Publié dans Finances news le 09 - 03 - 2006

* La hausse des prix à la pompe n'a eu aucun impact sur l'activité de location longue durée.
* Avec un marché estimé à 14.000 véhicules de location longue durée, Arval détient plus de 15 % de PDM avec 1.700 véhicules.
* Le cadre réglementaire met le court terme et le long terme dans un seul volet, alors que ce sont deux métiers différents.
* La concurrence est telle que les prix sur le marché n'ont aucune réalité économique.
* Le marché n'est pas mature pour recevoir la location longue durée pour les particuliers.

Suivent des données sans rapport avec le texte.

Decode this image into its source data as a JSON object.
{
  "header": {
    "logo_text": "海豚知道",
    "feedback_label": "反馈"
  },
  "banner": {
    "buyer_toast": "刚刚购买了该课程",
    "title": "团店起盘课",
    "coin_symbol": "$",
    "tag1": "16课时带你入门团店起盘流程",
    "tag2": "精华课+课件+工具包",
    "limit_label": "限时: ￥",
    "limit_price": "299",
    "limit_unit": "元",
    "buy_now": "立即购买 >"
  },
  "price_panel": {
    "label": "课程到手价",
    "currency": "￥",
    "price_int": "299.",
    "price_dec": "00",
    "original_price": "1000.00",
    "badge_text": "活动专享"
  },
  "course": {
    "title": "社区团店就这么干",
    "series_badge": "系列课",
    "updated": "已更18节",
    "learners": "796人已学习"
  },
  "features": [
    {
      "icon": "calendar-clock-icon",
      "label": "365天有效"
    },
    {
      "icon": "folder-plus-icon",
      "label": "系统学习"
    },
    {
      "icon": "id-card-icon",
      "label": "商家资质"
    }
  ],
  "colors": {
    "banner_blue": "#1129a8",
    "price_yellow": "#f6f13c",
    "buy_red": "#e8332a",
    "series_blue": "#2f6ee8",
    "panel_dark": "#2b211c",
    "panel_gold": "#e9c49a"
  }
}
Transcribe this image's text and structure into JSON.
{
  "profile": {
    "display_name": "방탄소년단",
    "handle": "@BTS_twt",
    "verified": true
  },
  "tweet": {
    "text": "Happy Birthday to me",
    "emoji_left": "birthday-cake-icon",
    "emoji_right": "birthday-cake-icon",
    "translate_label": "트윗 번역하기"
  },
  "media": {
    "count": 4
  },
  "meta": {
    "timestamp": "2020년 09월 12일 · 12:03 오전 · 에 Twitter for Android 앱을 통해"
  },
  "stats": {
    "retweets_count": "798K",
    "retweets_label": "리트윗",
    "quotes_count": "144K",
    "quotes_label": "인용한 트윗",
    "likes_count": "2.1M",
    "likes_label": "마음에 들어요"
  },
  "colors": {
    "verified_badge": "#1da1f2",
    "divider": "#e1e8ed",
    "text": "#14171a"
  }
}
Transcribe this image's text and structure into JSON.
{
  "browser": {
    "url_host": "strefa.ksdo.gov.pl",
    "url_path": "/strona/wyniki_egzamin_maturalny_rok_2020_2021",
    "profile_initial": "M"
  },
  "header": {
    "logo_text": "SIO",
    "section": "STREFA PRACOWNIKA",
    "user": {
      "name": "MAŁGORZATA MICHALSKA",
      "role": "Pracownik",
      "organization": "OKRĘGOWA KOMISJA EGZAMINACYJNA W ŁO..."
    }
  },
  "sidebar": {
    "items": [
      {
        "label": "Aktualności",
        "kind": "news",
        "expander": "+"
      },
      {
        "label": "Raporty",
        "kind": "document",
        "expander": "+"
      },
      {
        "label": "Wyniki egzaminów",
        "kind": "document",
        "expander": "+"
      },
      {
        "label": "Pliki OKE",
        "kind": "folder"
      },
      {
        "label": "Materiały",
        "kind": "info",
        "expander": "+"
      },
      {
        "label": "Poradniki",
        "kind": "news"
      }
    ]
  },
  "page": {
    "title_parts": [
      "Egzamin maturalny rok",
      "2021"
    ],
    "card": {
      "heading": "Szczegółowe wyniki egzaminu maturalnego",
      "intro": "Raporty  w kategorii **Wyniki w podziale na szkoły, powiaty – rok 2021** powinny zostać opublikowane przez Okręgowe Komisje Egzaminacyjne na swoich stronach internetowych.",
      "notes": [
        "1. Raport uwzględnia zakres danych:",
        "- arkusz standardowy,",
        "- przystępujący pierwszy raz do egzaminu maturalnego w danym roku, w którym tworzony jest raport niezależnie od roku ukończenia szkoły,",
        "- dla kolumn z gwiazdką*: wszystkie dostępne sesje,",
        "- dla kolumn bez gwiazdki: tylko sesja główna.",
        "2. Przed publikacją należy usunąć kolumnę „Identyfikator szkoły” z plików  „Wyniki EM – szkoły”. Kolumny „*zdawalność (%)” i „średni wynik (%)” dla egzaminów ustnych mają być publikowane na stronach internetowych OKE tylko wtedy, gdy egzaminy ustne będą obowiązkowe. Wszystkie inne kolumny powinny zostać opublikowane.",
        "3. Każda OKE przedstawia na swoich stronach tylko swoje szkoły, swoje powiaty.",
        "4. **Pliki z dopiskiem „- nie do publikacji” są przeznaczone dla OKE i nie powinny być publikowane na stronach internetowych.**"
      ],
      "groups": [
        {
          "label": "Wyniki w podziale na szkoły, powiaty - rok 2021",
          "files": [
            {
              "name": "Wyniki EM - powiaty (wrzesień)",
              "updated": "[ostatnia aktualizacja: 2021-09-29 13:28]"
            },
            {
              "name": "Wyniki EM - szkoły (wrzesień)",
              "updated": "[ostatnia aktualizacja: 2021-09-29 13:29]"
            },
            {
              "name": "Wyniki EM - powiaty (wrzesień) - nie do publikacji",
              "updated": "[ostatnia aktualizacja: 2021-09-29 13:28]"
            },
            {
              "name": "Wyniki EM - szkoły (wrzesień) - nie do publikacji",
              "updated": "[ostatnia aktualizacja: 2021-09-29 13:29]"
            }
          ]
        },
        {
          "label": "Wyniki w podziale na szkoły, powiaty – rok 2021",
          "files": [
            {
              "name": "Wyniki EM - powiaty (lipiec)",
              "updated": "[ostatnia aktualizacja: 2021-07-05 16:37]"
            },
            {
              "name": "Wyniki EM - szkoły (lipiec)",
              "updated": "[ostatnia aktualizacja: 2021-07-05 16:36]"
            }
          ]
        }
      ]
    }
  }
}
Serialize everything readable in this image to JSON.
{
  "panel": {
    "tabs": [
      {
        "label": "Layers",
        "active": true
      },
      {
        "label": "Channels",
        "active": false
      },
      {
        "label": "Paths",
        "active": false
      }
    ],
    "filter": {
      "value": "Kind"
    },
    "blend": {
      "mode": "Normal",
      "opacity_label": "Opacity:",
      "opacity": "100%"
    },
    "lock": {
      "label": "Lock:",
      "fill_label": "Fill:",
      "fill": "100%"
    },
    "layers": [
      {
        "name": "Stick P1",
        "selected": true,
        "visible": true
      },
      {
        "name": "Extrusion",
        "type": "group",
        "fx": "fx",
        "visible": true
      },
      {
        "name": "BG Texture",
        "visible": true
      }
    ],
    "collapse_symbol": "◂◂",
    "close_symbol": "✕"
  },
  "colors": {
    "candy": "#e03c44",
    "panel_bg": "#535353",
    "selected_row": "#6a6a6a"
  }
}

Finances News Hebdo : Certains avançaient qu'en 2007 le parc des véhicules de LLD serait de l'ordre de 20.000 véhicules. Au jour d'aujourd'hui, est-ce qu'on peut dire que cela se concrétise ?
Hugues Thiebaut : Le marché n'est pas connu. Les gens disent que le parc sera de 20.000 véhicules en 2007, je ne sais pas d'où ils ont eu ces informations. Moi, je me mets en porte-à-faux par rapport à cette information. Cela ne veut pas dire que cette information soit fausse, mais je ne sais pas si elle est vraie. Parce qu'aujourd'hui, il n'y a pas d'information de marché. On ne sait pas avec précision quel est le marché potentiel; on ne sait pas combien il y a de véhicules en location longue durée auprès des entreprises et administrations avec précision; on ne sait pas quelle est la part de marché de chacun parce que le parc de chacun n'est pas public et les loueurs ne communiquent pas leur part.
Par ailleurs, même s'ils communiquaient et qu'il y ait des informations qui circulent, la fiabilité de ces informations est discutable, non seulement parce que les gens se mettent en avant, mais une partie de ces loueurs font du court terme et du long terme, donc on ne connaît d'aucune manière la répartition des véhicules affectés au court terme ou au long terme.
F. N. H. : Pourquoi le marché se retrouve-t-il dans cette situation floue ?
H. T. : C'est clair, le marché n'est pas organisé.
C'est un métier nouveau, même s'il a 6 à 7 ans au Maroc. Mais il reste un métier nouveau par rapport à l'Europe ou aux USA où ce métier date de plus de 30 ans.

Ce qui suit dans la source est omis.